NEWARK, NJ — Lawyers across the U.S. are recruiting clients for a potentially crippling new wave of sexual abuse lawsuits against the Boy Scouts.
Child sex abuse survivor Bridie Farrell joined others at two news conferences in both New York and New Jersey on Tuesday to release the names of 130 scout leaders in New York State and another 52 in New Jersey who are accused of sexually abusing young Boy Scouts.
“The reason we are up here is to give other survivors the strength to report and come forward with their abuse to make the Boy Scouts, sports and churches safer for everyone,” Farrell, who was was sexually molested when she was just 15, said.
These names are said to be part of what’s called the perversion files, created by the Boy Scouts of America, according to these lawyers. They claim there are at least 7,000 pedophile Boy Scout leaders who sexually molested 12,000 young boys since 1944 and their names were never made public,
“They may have removed them from scouting, but they never alerted the community that this leader, teacher, priest may be a child molester,” Jeff Anderson, a victims’ lawyer, said at the news conference.

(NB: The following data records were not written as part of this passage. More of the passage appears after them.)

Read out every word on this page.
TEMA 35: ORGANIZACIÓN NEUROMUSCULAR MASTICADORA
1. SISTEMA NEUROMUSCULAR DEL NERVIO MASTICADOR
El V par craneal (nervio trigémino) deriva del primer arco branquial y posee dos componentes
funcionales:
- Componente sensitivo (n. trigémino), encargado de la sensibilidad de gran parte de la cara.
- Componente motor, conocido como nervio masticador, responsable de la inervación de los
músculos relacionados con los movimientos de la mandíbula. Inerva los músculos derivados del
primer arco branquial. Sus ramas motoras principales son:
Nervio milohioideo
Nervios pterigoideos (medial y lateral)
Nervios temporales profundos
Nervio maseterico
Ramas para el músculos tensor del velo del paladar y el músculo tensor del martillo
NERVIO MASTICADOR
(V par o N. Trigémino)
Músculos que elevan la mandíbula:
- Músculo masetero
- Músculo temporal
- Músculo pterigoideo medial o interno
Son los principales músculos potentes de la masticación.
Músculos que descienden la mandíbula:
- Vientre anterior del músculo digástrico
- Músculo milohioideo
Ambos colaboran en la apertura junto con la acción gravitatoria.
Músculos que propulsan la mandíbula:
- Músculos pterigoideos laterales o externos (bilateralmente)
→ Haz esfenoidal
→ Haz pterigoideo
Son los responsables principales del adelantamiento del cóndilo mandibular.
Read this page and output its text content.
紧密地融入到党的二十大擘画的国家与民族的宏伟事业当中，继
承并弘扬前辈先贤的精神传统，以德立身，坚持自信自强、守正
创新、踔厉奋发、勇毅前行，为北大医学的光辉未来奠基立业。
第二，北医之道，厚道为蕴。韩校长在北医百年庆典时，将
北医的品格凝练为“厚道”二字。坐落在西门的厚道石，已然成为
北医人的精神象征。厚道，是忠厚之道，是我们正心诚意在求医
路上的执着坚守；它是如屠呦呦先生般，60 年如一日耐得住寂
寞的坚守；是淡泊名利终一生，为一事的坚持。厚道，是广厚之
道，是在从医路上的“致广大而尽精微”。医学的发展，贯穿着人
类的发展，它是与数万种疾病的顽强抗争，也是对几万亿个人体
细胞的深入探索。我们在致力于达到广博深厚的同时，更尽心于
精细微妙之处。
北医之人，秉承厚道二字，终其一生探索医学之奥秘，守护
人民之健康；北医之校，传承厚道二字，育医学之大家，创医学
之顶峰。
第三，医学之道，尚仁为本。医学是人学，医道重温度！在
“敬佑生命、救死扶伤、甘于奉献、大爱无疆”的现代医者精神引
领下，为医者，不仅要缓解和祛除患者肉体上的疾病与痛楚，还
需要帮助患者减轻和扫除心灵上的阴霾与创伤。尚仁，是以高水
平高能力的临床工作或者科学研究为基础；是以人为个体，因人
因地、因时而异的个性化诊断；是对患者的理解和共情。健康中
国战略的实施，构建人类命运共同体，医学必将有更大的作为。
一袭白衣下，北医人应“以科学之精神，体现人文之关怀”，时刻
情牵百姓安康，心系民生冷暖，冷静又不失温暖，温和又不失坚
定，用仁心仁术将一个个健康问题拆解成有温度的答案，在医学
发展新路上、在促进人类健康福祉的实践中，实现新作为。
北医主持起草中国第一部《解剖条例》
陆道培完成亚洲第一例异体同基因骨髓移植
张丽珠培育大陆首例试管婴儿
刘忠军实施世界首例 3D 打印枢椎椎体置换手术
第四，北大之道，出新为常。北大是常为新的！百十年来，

The lawyers and survivor advocates are hoping that a recently passed law in New York State, the Child Victims Act, and a law sitting on New Jersey Governor Phil Murphy’s desk removing the statute of limitations for sex abuse victims civilly will encourage more victims to come forward.
“We absolutely anticipate governor Murphy will sign this into law, giving these victims voice and right to proceed in taking back their healing and their voice,” Greg Gianforcaro, another victims’ rights lawyer, said at the news conference.
In a statement, the Boy Scouts of America said they believe and support victims.
"We have paid for unlimited counseling by a provider of their choice," the statement reads. "Nothing is more important than the safety and protection of children in Scouting and we are outraged that there have been times when individuals took advantage of our programs to abuse innocent children.”
But not everyone feels the Boy Scouts have taken the issue seriously.
“If they really felt that way long-ago, they wouldn’t have kept the secret and hidden these files,” Mark Crawford, another sex abuse victim’s advocate, told PIX11. “They would not have allowed children to remain at risk."